Chief Justice warning on Courts Service budget

Wed, Jul 18, 2012, 01:00

THE COURTS Service does not expect to be able to achieve significant further savings without impacting on court services, the Chief Justice has warned.

Mrs Justice Susan Denham, who chairs the Courts Service board, said yesterday the service had implemented savings of 28 per cent in its non-pay budget last year.
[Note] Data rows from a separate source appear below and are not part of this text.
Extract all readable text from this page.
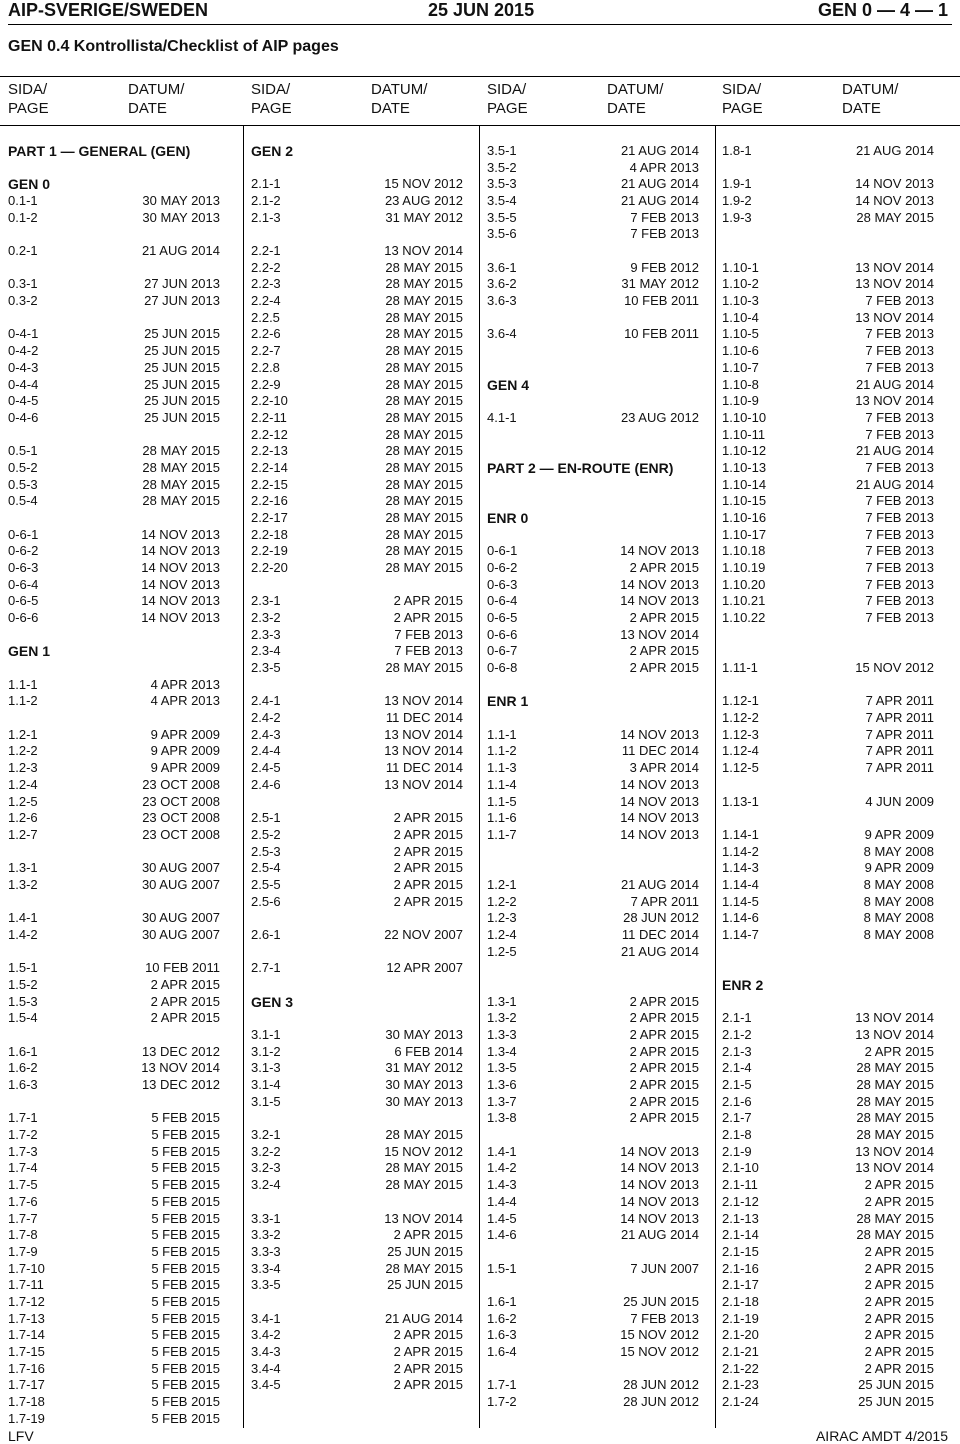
AIP-SVERIGE/SWEDEN	25 JUN 2015	GEN 0 — 4 — 1
GEN 0.4 Kontrollista/Checklist of AIP pages
SIDA/
PAGE
DATUM/
DATE
SIDA/
PAGE
DATUM/
DATE
SIDA/
PAGE
DATUM/
DATE
SIDA/
PAGE
DATUM/
DATE
PART 1 — GENERAL (GEN)
GEN 0
0.1-1	30 MAY 2013
0.1-2	30 MAY 2013
0.2-1	21 AUG 2014
0.3-1	27 JUN 2013
0.3-2	27 JUN 2013
0-4-1	25 JUN 2015
0-4-2	25 JUN 2015
0-4-3	25 JUN 2015
0-4-4	25 JUN 2015
0-4-5	25 JUN 2015
0-4-6	25 JUN 2015
0.5-1	28 MAY 2015
0.5-2	28 MAY 2015
0.5-3	28 MAY 2015
0.5-4	28 MAY 2015
0-6-1	14 NOV 2013
0-6-2	14 NOV 2013
0-6-3	14 NOV 2013
0-6-4	14 NOV 2013
0-6-5	14 NOV 2013
0-6-6	14 NOV 2013
GEN 1
1.1-1	4 APR 2013
1.1-2	4 APR 2013
1.2-1	9 APR 2009
1.2-2	9 APR 2009
1.2-3	9 APR 2009
1.2-4	23 OCT 2008
1.2-5	23 OCT 2008
1.2-6	23 OCT 2008
1.2-7	23 OCT 2008
1.3-1	30 AUG 2007
1.3-2	30 AUG 2007
1.4-1	30 AUG 2007
1.4-2	30 AUG 2007
1.5-1	10 FEB 2011
1.5-2	2 APR 2015
1.5-3	2 APR 2015
1.5-4	2 APR 2015
1.6-1	13 DEC 2012
1.6-2	13 NOV 2014
1.6-3	13 DEC 2012
1.7-1	5 FEB 2015
1.7-2	5 FEB 2015
1.7-3	5 FEB 2015
1.7-4	5 FEB 2015
1.7-5	5 FEB 2015
1.7-6	5 FEB 2015
1.7-7	5 FEB 2015
1.7-8	5 FEB 2015
1.7-9	5 FEB 2015
1.7-10	5 FEB 2015
1.7-11	5 FEB 2015
1.7-12	5 FEB 2015
1.7-13	5 FEB 2015
1.7-14	5 FEB 2015
1.7-15	5 FEB 2015
1.7-16	5 FEB 2015
1.7-17	5 FEB 2015
1.7-18	5 FEB 2015
1.7-19	5 FEB 2015
GEN 2
2.1-1	15 NOV 2012
2.1-2	23 AUG 2012
2.1-3	31 MAY 2012
2.2-1	13 NOV 2014
2.2-2	28 MAY 2015
2.2-3	28 MAY 2015
2.2-4	28 MAY 2015
2.2.5	28 MAY 2015
2.2-6	28 MAY 2015
2.2-7	28 MAY 2015
2.2.8	28 MAY 2015
2.2-9	28 MAY 2015
2.2-10	28 MAY 2015
2.2-11	28 MAY 2015
2.2-12	28 MAY 2015
2.2-13	28 MAY 2015
2.2-14	28 MAY 2015
2.2-15	28 MAY 2015
2.2-16	28 MAY 2015
2.2-17	28 MAY 2015
2.2-18	28 MAY 2015
2.2-19	28 MAY 2015
2.2-20	28 MAY 2015
2.3-1	2 APR 2015
2.3-2	2 APR 2015
2.3-3	7 FEB 2013
2.3-4	7 FEB 2013
2.3-5	28 MAY 2015
2.4-1	13 NOV 2014
2.4-2	11 DEC 2014
2.4-3	13 NOV 2014
2.4-4	13 NOV 2014
2.4-5	11 DEC 2014
2.4-6	13 NOV 2014
2.5-1	2 APR 2015
2.5-2	2 APR 2015
2.5-3	2 APR 2015
2.5-4	2 APR 2015
2.5-5	2 APR 2015
2.5-6	2 APR 2015
2.6-1	22 NOV 2007
2.7-1	12 APR 2007
GEN 3
3.1-1	30 MAY 2013
3.1-2	6 FEB 2014
3.1-3	31 MAY 2012
3.1-4	30 MAY 2013
3.1-5	30 MAY 2013
3.2-1	28 MAY 2015
3.2-2	15 NOV 2012
3.2-3	28 MAY 2015
3.2-4	28 MAY 2015
3.3-1	13 NOV 2014
3.3-2	2 APR 2015
3.3-3	25 JUN 2015
3.3-4	28 MAY 2015
3.3-5	25 JUN 2015
3.4-1	21 AUG 2014
3.4-2	2 APR 2015
3.4-3	2 APR 2015
3.4-4	2 APR 2015
3.4-5	2 APR 2015
3.5-1	21 AUG 2014
3.5-2	4 APR 2013
3.5-3	21 AUG 2014
3.5-4	21 AUG 2014
3.5-5	7 FEB 2013
3.5-6	7 FEB 2013
3.6-1	9 FEB 2012
3.6-2	31 MAY 2012
3.6-3	10 FEB 2011
3.6-4	10 FEB 2011
GEN 4
4.1-1	23 AUG 2012
PART 2 — EN-ROUTE (ENR)
ENR 0
0-6-1	14 NOV 2013
0-6-2	2 APR 2015
0-6-3	14 NOV 2013
0-6-4	14 NOV 2013
0-6-5	2 APR 2015
0-6-6	13 NOV 2014
0-6-7	2 APR 2015
0-6-8	2 APR 2015
ENR 1
1.1-1	14 NOV 2013
1.1-2	11 DEC 2014
1.1-3	3 APR 2014
1.1-4	14 NOV 2013
1.1-5	14 NOV 2013
1.1-6	14 NOV 2013
1.1-7	14 NOV 2013
1.2-1	21 AUG 2014
1.2-2	7 APR 2011
1.2-3	28 JUN 2012
1.2-4	11 DEC 2014
1.2-5	21 AUG 2014
1.3-1	2 APR 2015
1.3-2	2 APR 2015
1.3-3	2 APR 2015
1.3-4	2 APR 2015
1.3-5	2 APR 2015
1.3-6	2 APR 2015
1.3-7	2 APR 2015
1.3-8	2 APR 2015
1.4-1	14 NOV 2013
1.4-2	14 NOV 2013
1.4-3	14 NOV 2013
1.4-4	14 NOV 2013
1.4-5	14 NOV 2013
1.4-6	21 AUG 2014
1.5-1	7 JUN 2007
1.6-1	25 JUN 2015
1.6-2	7 FEB 2013
1.6-3	15 NOV 2012
1.6-4	15 NOV 2012
1.7-1	28 JUN 2012
1.7-2	28 JUN 2012
1.8-1	21 AUG 2014
1.9-1	14 NOV 2013
1.9-2	14 NOV 2013
1.9-3	28 MAY 2015
1.10-1	13 NOV 2014
1.10-2	13 NOV 2014
1.10-3	7 FEB 2013
1.10-4	13 NOV 2014
1.10-5	7 FEB 2013
1.10-6	7 FEB 2013
1.10-7	7 FEB 2013
1.10-8	21 AUG 2014
1.10-9	13 NOV 2014
1.10-10	7 FEB 2013
1.10-11	7 FEB 2013
1.10-12	21 AUG 2014
1.10-13	7 FEB 2013
1.10-14	21 AUG 2014
1.10-15	7 FEB 2013
1.10-16	7 FEB 2013
1.10-17	7 FEB 2013
1.10.18	7 FEB 2013
1.10.19	7 FEB 2013
1.10.20	7 FEB 2013
1.10.21	7 FEB 2013
1.10.22	7 FEB 2013
1.11-1	15 NOV 2012
1.12-1	7 APR 2011
1.12-2	7 APR 2011
1.12-3	7 APR 2011
1.12-4	7 APR 2011
1.12-5	7 APR 2011
1.13-1	4 JUN 2009
1.14-1	9 APR 2009
1.14-2	8 MAY 2008
1.14-3	9 APR 2009
1.14-4	8 MAY 2008
1.14-5	8 MAY 2008
1.14-6	8 MAY 2008
1.14-7	8 MAY 2008
ENR 2
2.1-1	13 NOV 2014
2.1-2	13 NOV 2014
2.1-3	2 APR 2015
2.1-4	28 MAY 2015
2.1-5	28 MAY 2015
2.1-6	28 MAY 2015
2.1-7	28 MAY 2015
2.1-8	28 MAY 2015
2.1-9	13 NOV 2014
2.1-10	13 NOV 2014
2.1-11	2 APR 2015
2.1-12	2 APR 2015
2.1-13	28 MAY 2015
2.1-14	28 MAY 2015
2.1-15	2 APR 2015
2.1-16	2 APR 2015
2.1-17	2 APR 2015
2.1-18	2 APR 2015
2.1-19	2 APR 2015
2.1-20	2 APR 2015
2.1-21	2 APR 2015
2.1-22	2 APR 2015
2.1-23	25 JUN 2015
2.1-24	25 JUN 2015
LFV	AIRAC AMDT 4/2015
She was launching its annual report for 2011.

Describing this as a “lion’s share of austerity”, she said that it compared to an average reduction of 2.6 per cent in the budgets of other agencies in the Department of Justice “family”. The reduction in non-capital spending since 2008 had been 38 per cent, she said.

“At the same time as these severe cuts, there has been a cumulative increase of 29 per cent in court matters since 2005,” she said. “Staff cuts of over 11 per cent have seen the number of cases per staff member increase from 580 to 797, a 37 per cent increase in productivity in the handling of case numbers.”

This increased productivity was achieved by a number of measures, including the president of the High Court scheduling additional sittings in September, with the assistance of High Court judges; the High Court assuming the hearing of notices of motion for discovery, previously dealt with by the master’s court, which reduced waiting times in that court from 26 weeks to eight; the president of the Circuit Court assigning extra judges to criminal cases, and by additional sittings in August and September of the District Court.

County registrars had had their role extended to take advantage of their legal qualifications and experience, enabling them to perform a wider range of quasi-judicial functions, freeing up judges for trial work, she said.

Court venues were being amalgamated, involving the closure of small venues that sat only once or twice a month, the Chief Justice added, and circuit and district courts were combining to pool their administrative resources, thus freeing up staff for court sittings.

The increased use of technology in the courtroom had already produced savings, not only for the Courts Service, but also for other agencies including the Prison Service and An Garda Síochána, Mrs Justice Denham said.